Diese Mechanismen würden eine ähnliche Marktvorhersehbarkeit und Investitionssicherheit für die Industrie schaffen wie 2001 die Einspeisevergütung im Energiesektor. Die Lehre aus der Geschichte ist klar: Innovation allein kann ein industrielles System nicht verändern; sie muss mit strukturellen Anreizen und einer langfristigen politischen Konsistenz einhergehen, insbesondere dann, wenn diese Innovationen eindeutig längerfristigen gesellschaftlichen Nutzen aufweisen – würden wir heute eine neue Technologie akzeptieren, die die Luft in Städten belastet und damit Menschenleben verkürzt?

Technologische Fortschritte

Nichtsdestotrotz ist Innovation von großer Bedeutung.
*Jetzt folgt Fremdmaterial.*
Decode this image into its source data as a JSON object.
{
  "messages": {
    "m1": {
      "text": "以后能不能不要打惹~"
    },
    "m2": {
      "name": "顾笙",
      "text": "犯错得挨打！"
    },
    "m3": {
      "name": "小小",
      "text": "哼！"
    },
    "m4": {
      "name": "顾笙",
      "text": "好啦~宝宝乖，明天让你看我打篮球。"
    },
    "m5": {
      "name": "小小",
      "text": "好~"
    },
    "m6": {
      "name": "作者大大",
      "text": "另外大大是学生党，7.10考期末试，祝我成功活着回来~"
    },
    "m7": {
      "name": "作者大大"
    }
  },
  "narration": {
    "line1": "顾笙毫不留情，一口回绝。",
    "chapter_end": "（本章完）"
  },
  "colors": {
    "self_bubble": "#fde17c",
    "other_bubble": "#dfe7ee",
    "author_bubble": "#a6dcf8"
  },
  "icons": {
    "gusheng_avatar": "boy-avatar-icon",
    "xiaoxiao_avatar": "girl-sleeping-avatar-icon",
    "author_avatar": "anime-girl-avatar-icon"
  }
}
Der Chemiesektor ist von Natur aus komplexer als der Energiesektor – man könnte bildlich argumentieren, dass wir uns von Elektronen, die für den Stromtransport verantwortlich sind, zu Wasserstoff und dann weiter durch das Periodensystem bewegen. Und das ist vielleicht der Grund für den großen Zeitunterschied zwischen der Transformation des Energiesektors und des Materialsektors.
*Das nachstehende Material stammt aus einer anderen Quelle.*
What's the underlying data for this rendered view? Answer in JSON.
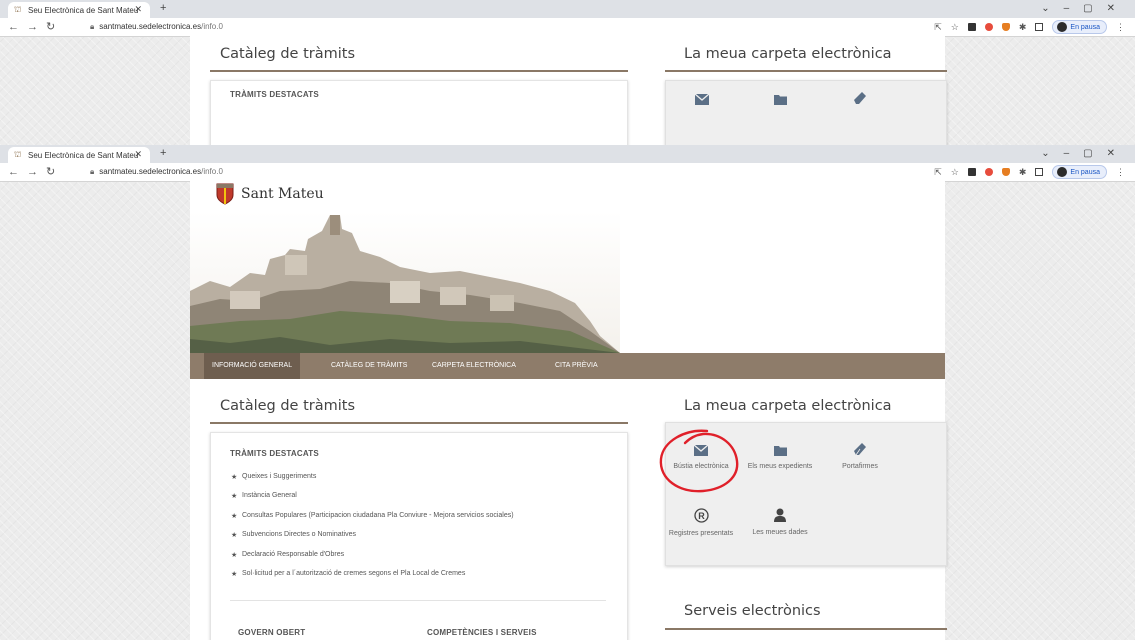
{
  "browser": {
    "tab_title": "Seu Electrònica de Sant Mateu",
    "url_host": "santmateu.sedelectronica.es",
    "url_path": "/info.0",
    "profile_status": "En pausa"
  },
  "site": {
    "town_name": "Sant Mateu",
    "nav": [
      "INFORMACIÓ GENERAL",
      "CATÀLEG DE TRÀMITS",
      "CARPETA ELECTRÒNICA",
      "CITA PRÈVIA"
    ],
    "catalog": {
      "title": "Catàleg de tràmits",
      "subtitle": "TRÀMITS DESTACATS",
      "items": [
        "Queixes i Suggeriments",
        "Instància General",
        "Consultas Populares (Participacion ciudadana Pla Conviure - Mejora servicios sociales)",
        "Subvencions Directes o Nominatives",
        "Declaració Responsable d'Obres",
        "Sol·licitud per a l´autorització de cremes segons el Pla Local de Cremes"
      ],
      "govern_obert": "GOVERN OBERT",
      "competencies": "COMPETÈNCIES I SERVEIS"
    },
    "carpeta": {
      "title": "La meua carpeta electrònica",
      "items": [
        {
          "label": "Bústia electrònica",
          "icon": "envelope-icon"
        },
        {
          "label": "Els meus expedients",
          "icon": "folder-icon"
        },
        {
          "label": "Portafirmes",
          "icon": "sign-pen-icon"
        },
        {
          "label": "Registres presentats",
          "icon": "registered-icon"
        },
        {
          "label": "Les meues dades",
          "icon": "user-icon"
        }
      ]
    },
    "serveis": {
      "title": "Serveis electrònics"
    }
  },
  "colors": {
    "nav_bar": "#8e7c6a",
    "nav_active": "#6e5e4f",
    "accent_rule": "#8a7866",
    "annotation": "#e0202a"
  }
}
Gleichzeitig bietet und erfordert diese Transformation erhebliche Innovationsmöglichkeiten und damit beispielsweise für die EU die Chance, seine in den letzten 20 Jahren verlorene Technologieführerschaft zurückzugewinnen. Die EU hat keinen intrinsischen Nachteil bei der Biomasseproduktion für biobasierte und bio-attribuierte Lösungen, sie hat keinen intrinsischen Nachteil bei der Erzeugung erneuerbarer Energien (hier treffen die beiden Sektoren aufeinander), und die EU ist nach wie vor die weltweit führende Region im Abfallmanagement (aus technologischer Sicht beim mechanischen Recycling, der Bandbreite der chemischen Recyclingtechnologien, der Sortierung und Sammlung sowie der Regulierung) und hat somit die Chance, bei der Verarbeitung dieses wichtigsten und widerstandsfähigsten Rohstoffs eine Führungsrolle zu übernehmen.

Es besteht also die einzigartige Situation, dass es bereits vorhandene und anwendbare Technologien für die Nutzung von Biomasse und industrielle Biotechnologie, mechanisches und chemisches Recycling sowie Kohlenstoffabscheidung und -nutzung gibt.

Gleichzeitig bestehen nach wie vor Bedarf und die Chance für substanzielle Innovationen in all diesen Bereichen. Zusammen bilden diese Wege die technologische Grundlage für einen geschlossenen Kohlenstoffkreislauf und einen globalen Wettbewerbsvorteil.

Aus Kohlenmonoxid (CO) und Kohlendioxid (CO2) aus der Abluft von Stahlwerken – wie hier eines am Seehafen Ijmuiden westlich von Amsterdam – können Chemieunternehmen neue Chemikalien herstellen.

Foto: Smarterpix/Tasfoto

Gesellschaftliche Neubewertung

Der dritte Punkt betrifft die gesellschaftliche Neubewertung. Die Grundlagen und Überzeugungen der Mehrheit haben sich bereits verändert. Die junge Generation fordert Lösungen zum Klimawandel und fossile Rohstoffe finden immer weniger Akzeptanz. Auf der anderen Seite findet das Konzept des erneuerbaren Kohlenstoffs immer mehr Beachtung und wird besser verstanden. So wie Solar-, Wind- und Wasserkraft der modernen Energiewende vorausgingen, hat die Chemie seit langem biobasierte Materialien, Fermentationsprozesse und Recyclingtechnologien erforscht. Die Grundlage für den Wandel ist vorhanden. Die echten Kosten der Nutzung fossiler Quellen werden immer deutlicher und damit zur relevanten Vergleichsgröße.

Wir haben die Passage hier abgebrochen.